Next CEO says trading remains 'very volatile'
LONDON (Reuters) - Fashion retailer Next's Chief Executive Simon Wolfson said on Wednesday trading remained "very volatile".
"We've seen increasing volatility over the last six months to a year. The good weeks are very good and the bad weeks are very bad," he told Reuters in an interview after the retailer posted a 12.4 percent fall in pretax profit for the first-half to end-July and reiterated its cautious outlook.
Next, the country's second-largest clothing retailer by sales, did not publish a formal current trading statement.
However, asked about trading in August, Wolfson said: "On the whole poor weather at the time of launching Autumn/Winter ranges is a good thing."
The retailer does not anticipate any recovery in UK consumer spending during the next six months but still expects to meet analysts' full-year to end-Jan 2009 pretax profit forecasts of 400 million pounds to 440 million pounds.

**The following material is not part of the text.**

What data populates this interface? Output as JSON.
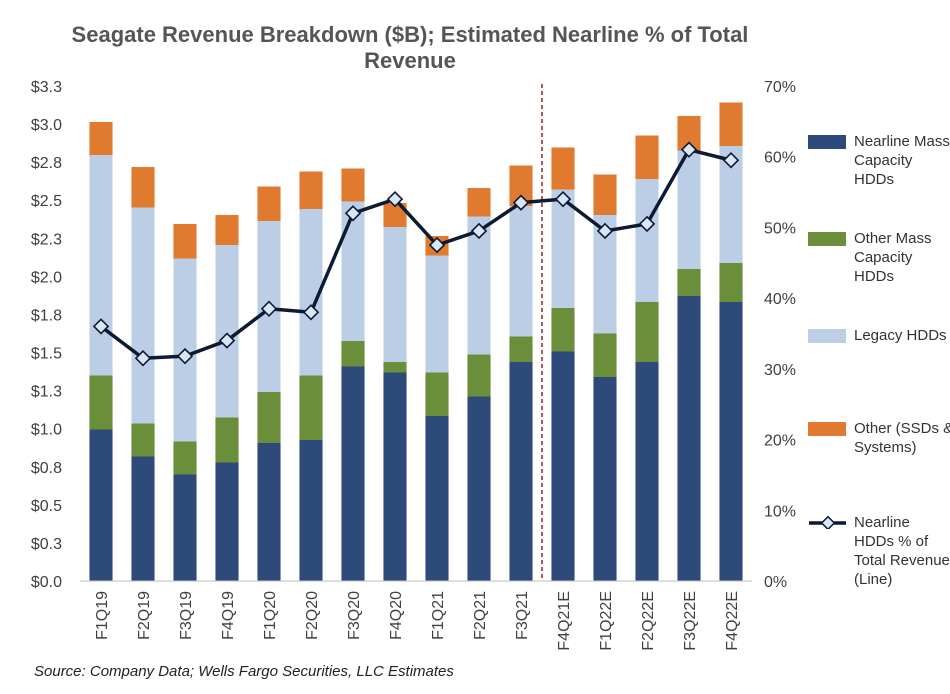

"I don't think they (trading conditions) are necessarily going to get worse, I can't see any immediate improvement," Wolfson said.
At 07:17 a.m. shares in Next were down 39 pence, or 3.4 percent, at 1104 pence, valuing the business at 2.45 billion pounds.
The group's shares have halved in value over the last year, underperforming the DJ Stoxx European retail index .SXRP by 24 percent.